Armed with a 2007 market study that indicates annual revenues of $1 billion, space tourism company Excalibur Almaz is offering a week in orbit for $35 million from 2013.

The company expects to have a test flight in 2013 and then slowly build the frequency of service of its Almaz spacecraft.

Two passengers will fly with a pilot-cosmonaut in its reusable capsule and expendable habitable service module. Eventually Excalibur hopes to earn $1 billion a year by launching up to 30 people into orbit at $35 million each.

The company is named after the 1970s Soviet Almaz military programme that flight-tested the capsule with a reusable hull and heat shield.

EADS Astrium is working on habitable service module concepts for Excalibur, which is also looking for new avionics and a life support system for the capsule.

The updated Almaz spacecraft would launch from Russia's Baikonur spaceport using either a Khrunichev Space Center Proton or Samara Space Center Soyuz FG, which is used for the Energia Soyuz spacecraft.

For a 2013 test flight Excalibur will have to select either rocket by late 2010.

Former NASA astronaut and now Excalibur's executive vice-president for technical operations Leroy Chiao says: "We have had preliminary talks with Roscosmos."

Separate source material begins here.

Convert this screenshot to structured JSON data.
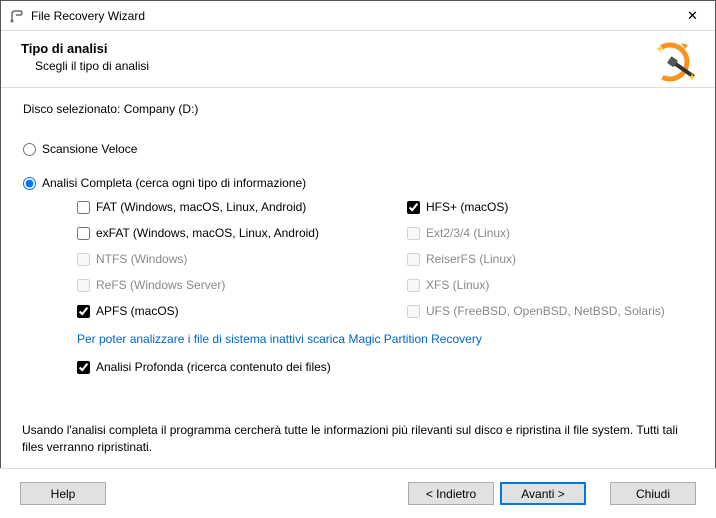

He adds that at the Moscow air show 2009, Russian Federal Space Agency head Anatoly Perminov "publicly pledged to support our project".

Chiao says that the 2007 study is being updated by marketing company Futron, which produced a suborbital and orbital market report in 2002.

That 2002 report said a $300 million orbital tourism market could exist by 2021 with 60 customers a year. Updated figures for the 2002 study were made public by Futron in 2006.